Avec la disparition de Nirmal Purja dans une avalanche au Broad Peak, au Pakistan, c’est bien plus qu’un recordman qui s’éteint. Ancien militaire devenu légende vivante de l’Himalaya, le Britannico-Népalais avait bouleversé les codes d’un milieu longtemps dominé par les Occidentaux. Son ascension fulgurante, immortalisée par Netflix, avait fait entrer les Sherpas au premier plan. Sa mort rappelle aussi que, même à l’ère des GPS, des drones et des réseaux sociaux, la montagne demeure souveraine.

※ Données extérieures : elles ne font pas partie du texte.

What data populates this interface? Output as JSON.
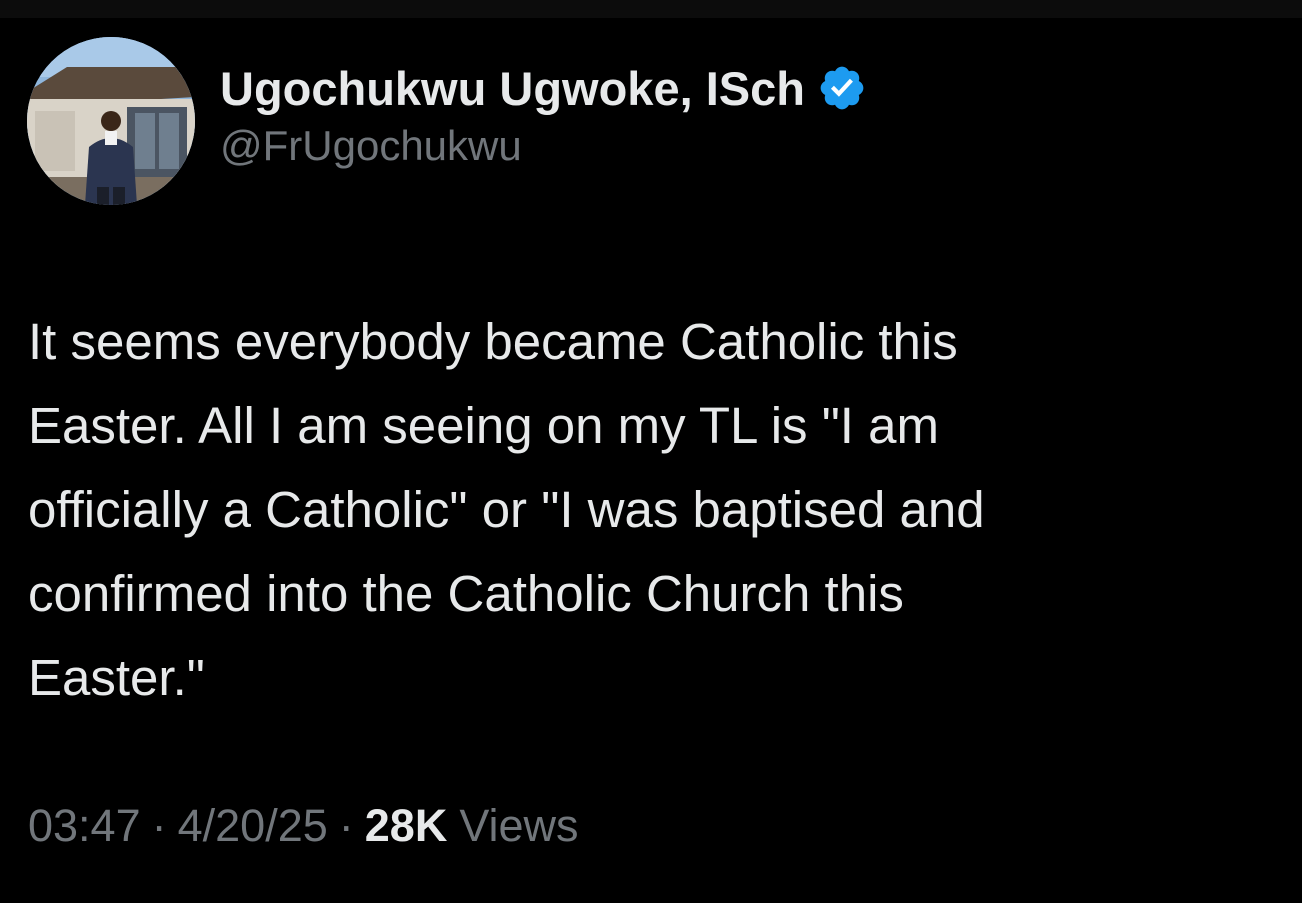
{
  "author": {
    "display_name": "Ugochukwu Ugwoke, ISch",
    "handle": "@FrUgochukwu",
    "verified_icon": "verified-badge-icon",
    "verified_color": "#1d9bf0"
  },
  "tweet": {
    "text": "It seems everybody became Catholic this\nEaster. All I am seeing on my TL is \"I am\nofficially a Catholic\" or \"I was baptised and\nconfirmed into the Catholic Church this\nEaster.\""
  },
  "meta": {
    "time": "03:47",
    "separator": "·",
    "date": "4/20/25",
    "views_count": "28K",
    "views_label": "Views"
  },
  "colors": {
    "background": "#000000",
    "primary_text": "#e7e9ea",
    "secondary_text": "#71767b"
  }
}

- Le héros qui voulait changer le récit de l’Himalaya
- Celui qui a renversé la hiérarchie des sommets
- Netflix, Instagram et la naissance d’un super-héros de l’altitude
- Le Broad Peak rappelle que la montagne garde toujours le dernier mot
- Une montagne qui ne pardonne jamais
- Au-delà du record, un changement de regard
Le héros qui voulait changer le récit de l’Himalaya
Le 4 août, à Katmandou, des centaines de Népalaises et de Népalais se sont rassemblés dans un silence presque irréel. Des moines bouddhistes ont récité des prières tandis que des bougies illuminaient les portraits de Nirmal Purja, plus connu sous son surnom de « Nimsdai ». Quelques heures plus tôt, les secours pakistanais avaient récupéré son corps et ceux de plusieurs membres de son expédition, emportés par une avalanche sur le Broad Peak (8 047 mètres), dans la chaîne du Karakoram.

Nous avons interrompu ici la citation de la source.